Bob Sauer, the Portland science teacher who found the door plug that fell off a Boeing 737 Max 9 while in flight thinks the trees in his backyard may have helped preserve evidence, “The trees broke the fall like an airbag would, so it didn't hit the ground very hard.”
Notes: (Oregon Public Broadcasting)
(1) Sauer heard about the incident Friday. But didn't check his garden until Sunday, after a friend told him a cell phone from the flight had been found on a nearby street.
(2) “I think it's pretty likely that it would have come at least through the roof. Or made a big dent in my car,” Sauer said. “So I'm really glad it landed where it did.”
(3) After finding the door, Sauer called the National Transportation Safety Board. Sauer burst into the news Sunday evening, when NTSB chair Jennifer Homendy told reporters the door plug had been found by “Bob,” a Portland teacher.

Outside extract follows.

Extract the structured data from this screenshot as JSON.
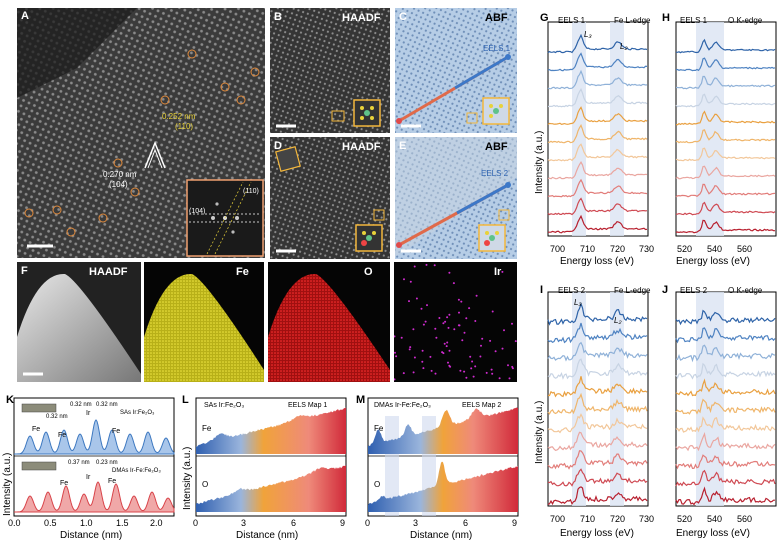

Sauer said it was enough information that he almost immediately began getting emails from as far afield as Australia.
(4) By the time he got to school Monday morning, everyone had questions. "I've been mobbed by colleagues and students since I got here,” he laughed. He said he spent the first 15 minutes of his class talking about it, “but students were more interested in the event than the science surrounding it.”
(5) He was intrigued to see the door plug's serial number and other manufacturing details apparently handwritten on the door in permanent marker. "That's an interesting way of doing inventory control,” he said.